RECYCLABLE THERMOPLASTIC ELASTOMERS FROM DYNAMICALLY CROSSLINKED HAIRY NANOPARTICLES (HNPs)

Abstract

Chain-end furan-functionalized hairy nanoparticles (HNPs) with robust polystyrene (PS) cores and flexible polydimethylsiloxane (PDMS) shells were successfully synthesized through a one-pot high vacuum anionic living polymerization process. The synthesis involved the preparation of the living core by copolymerizing styrene and divinylbenzene, followed by the addition of hexamethylcyclotrisiloxane (D3) as the second monomer to the living polystyrene core. The resulting living polymer was terminated with dimethylchlorosilane, yielding HNPs terminated with Si-H functional end groups (HNP-SiH). Furan-functionalized HNPs were then obtained by hydrosilylation of HNP-SiH with 2-vinylfuran to (HNP-F). In parallel, furan end-functionalized poly(dimethylsiloxane) and poly(styrene) were synthesized using anionic living polymerization. The successful synthesis of these structures was confirmed through 1H NMR and FT-IR spectra. Differential scanning calorimetry revealed two thermal transitions of HNP, indicating the presence of a poly(dimethylsiloxane) soft phase and a poly(styrene) hard phase, classifying the HNP as thermoplastic elastomers.

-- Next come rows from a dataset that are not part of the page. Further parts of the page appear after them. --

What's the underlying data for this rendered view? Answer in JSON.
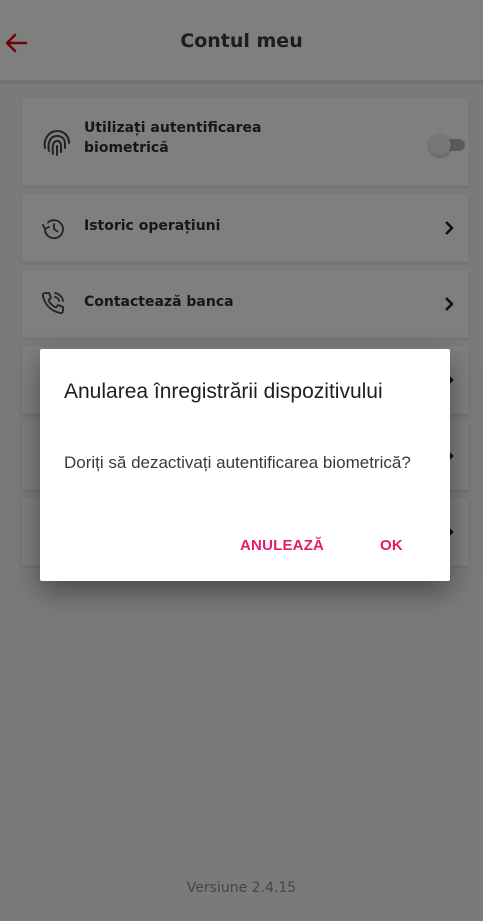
{
  "header": {
    "title": "Contul meu",
    "back_icon": "arrow-left-icon",
    "accent": "#e30613"
  },
  "settings": {
    "biometric": {
      "label": "Utilizați autentificarea biometrică",
      "icon": "fingerprint-icon",
      "enabled": false
    },
    "history": {
      "label": "Istoric operațiuni",
      "icon": "history-icon"
    },
    "contact": {
      "label": "Contactează banca",
      "icon": "phone-call-icon"
    }
  },
  "footer": {
    "version": "Versiune 2.4.15"
  },
  "dialog": {
    "title": "Anularea înregistrării dispozitivului",
    "message": "Doriți să dezactivați autentificarea biometrică?",
    "cancel_label": "ANULEAZĂ",
    "ok_label": "OK",
    "button_color": "#e8196d"
  }
}
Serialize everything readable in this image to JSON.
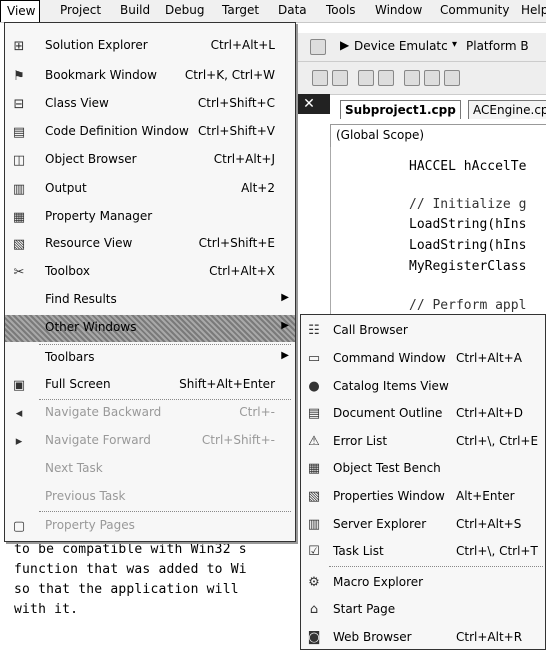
{
  "menubar": {
    "items": [
      "View",
      "Project",
      "Build",
      "Debug",
      "Target",
      "Data",
      "Tools",
      "Window",
      "Community",
      "Help"
    ]
  },
  "toolbar": {
    "device_label": "Device Emulatc",
    "platform_label": "Platform B"
  },
  "editor": {
    "close_glyph": "✕",
    "tabs": [
      "Subproject1.cpp",
      "ACEngine.cp"
    ],
    "scope": "(Global Scope)",
    "code_lines": [
      "HACCEL hAccelTe",
      "",
      "// Initialize g",
      "LoadString(hIns",
      "LoadString(hIns",
      "MyRegisterClass",
      "",
      "// Perform appl"
    ]
  },
  "body_text": {
    "lines": [
      "to be compatible with Win32 s",
      "function that was added to Wi",
      "so that the application will",
      "with it."
    ]
  },
  "view_menu": {
    "items": [
      {
        "label": "Solution Explorer",
        "shortcut": "Ctrl+Alt+L",
        "icon": "solution-explorer-icon",
        "glyph": "⊞"
      },
      {
        "label": "Bookmark Window",
        "shortcut": "Ctrl+K, Ctrl+W",
        "icon": "bookmark-window-icon",
        "glyph": "⚑"
      },
      {
        "label": "Class View",
        "shortcut": "Ctrl+Shift+C",
        "icon": "class-view-icon",
        "glyph": "⊟"
      },
      {
        "label": "Code Definition Window",
        "shortcut": "Ctrl+Shift+V",
        "icon": "code-definition-icon",
        "glyph": "▤"
      },
      {
        "label": "Object Browser",
        "shortcut": "Ctrl+Alt+J",
        "icon": "object-browser-icon",
        "glyph": "◫"
      },
      {
        "label": "Output",
        "shortcut": "Alt+2",
        "icon": "output-icon",
        "glyph": "▥"
      },
      {
        "label": "Property Manager",
        "shortcut": "",
        "icon": "property-manager-icon",
        "glyph": "▦"
      },
      {
        "label": "Resource View",
        "shortcut": "Ctrl+Shift+E",
        "icon": "resource-view-icon",
        "glyph": "▧"
      },
      {
        "label": "Toolbox",
        "shortcut": "Ctrl+Alt+X",
        "icon": "toolbox-icon",
        "glyph": "✂"
      },
      {
        "label": "Find Results",
        "shortcut": "",
        "icon": "",
        "glyph": ""
      },
      {
        "label": "Other Windows",
        "shortcut": "",
        "icon": "",
        "glyph": ""
      },
      {
        "label": "Toolbars",
        "shortcut": "",
        "icon": "",
        "glyph": ""
      },
      {
        "label": "Full Screen",
        "shortcut": "Shift+Alt+Enter",
        "icon": "full-screen-icon",
        "glyph": "▣"
      },
      {
        "label": "Navigate Backward",
        "shortcut": "Ctrl+-",
        "icon": "navigate-backward-icon",
        "glyph": "◂"
      },
      {
        "label": "Navigate Forward",
        "shortcut": "Ctrl+Shift+-",
        "icon": "navigate-forward-icon",
        "glyph": "▸"
      },
      {
        "label": "Next Task",
        "shortcut": "",
        "icon": "",
        "glyph": ""
      },
      {
        "label": "Previous Task",
        "shortcut": "",
        "icon": "",
        "glyph": ""
      },
      {
        "label": "Property Pages",
        "shortcut": "",
        "icon": "property-pages-icon",
        "glyph": "▢"
      }
    ]
  },
  "submenu": {
    "items": [
      {
        "label": "Call Browser",
        "shortcut": "",
        "icon": "call-browser-icon",
        "glyph": "☷"
      },
      {
        "label": "Command Window",
        "shortcut": "Ctrl+Alt+A",
        "icon": "command-window-icon",
        "glyph": "▭"
      },
      {
        "label": "Catalog Items View",
        "shortcut": "",
        "icon": "catalog-items-icon",
        "glyph": "●"
      },
      {
        "label": "Document Outline",
        "shortcut": "Ctrl+Alt+D",
        "icon": "document-outline-icon",
        "glyph": "▤"
      },
      {
        "label": "Error List",
        "shortcut": "Ctrl+\\, Ctrl+E",
        "icon": "error-list-icon",
        "glyph": "⚠"
      },
      {
        "label": "Object Test Bench",
        "shortcut": "",
        "icon": "object-test-bench-icon",
        "glyph": "▦"
      },
      {
        "label": "Properties Window",
        "shortcut": "Alt+Enter",
        "icon": "properties-window-icon",
        "glyph": "▧"
      },
      {
        "label": "Server Explorer",
        "shortcut": "Ctrl+Alt+S",
        "icon": "server-explorer-icon",
        "glyph": "▥"
      },
      {
        "label": "Task List",
        "shortcut": "Ctrl+\\, Ctrl+T",
        "icon": "task-list-icon",
        "glyph": "☑"
      },
      {
        "label": "Macro Explorer",
        "shortcut": "",
        "icon": "macro-explorer-icon",
        "glyph": "⚙"
      },
      {
        "label": "Start Page",
        "shortcut": "",
        "icon": "start-page-icon",
        "glyph": "⌂"
      },
      {
        "label": "Web Browser",
        "shortcut": "Ctrl+Alt+R",
        "icon": "web-browser-icon",
        "glyph": "◙"
      }
    ]
  }
}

A Diels−Alder chemistry approach was employed as a proof of principle for creating thermoreversible cross-linked networks in the polymer. Furan-functionalized HNP demonstrated the formation of thermoreversible elastomeric networks upon cross-linking with bismaleimide (BMI) via Diels−Alder coupling reactions. Kinetic studies of the forward Diels–Alder reaction between the functionalized polymer and BMI revealed a temperature-dependent increase in reaction rate constants, following second-order kinetics. The activation energy of the cross-linking reactions for furan functionalized HNP, PS, and PDMS with BMI were determined. The resulting retro-Diels−Alder cross-links in the polymer dissociated at elevated temperatures (around 140–154 °C), as confirmed by (DSC). Scanning electron microscopy (SEM) was used to study the morphological changes of furan-functionalized hairy nanoparticles, polystyrene, and PDMS at the un-crosslinked, crosslinked, and decrosslinked stages in reaction with bismaleimide. The analysis provided detailed insight into structure development in such types of materials at each cross-linking stage. The results suggest that furan functionalized HNPs are promising building blocks for preparing thermo-reversible elastomeric networks.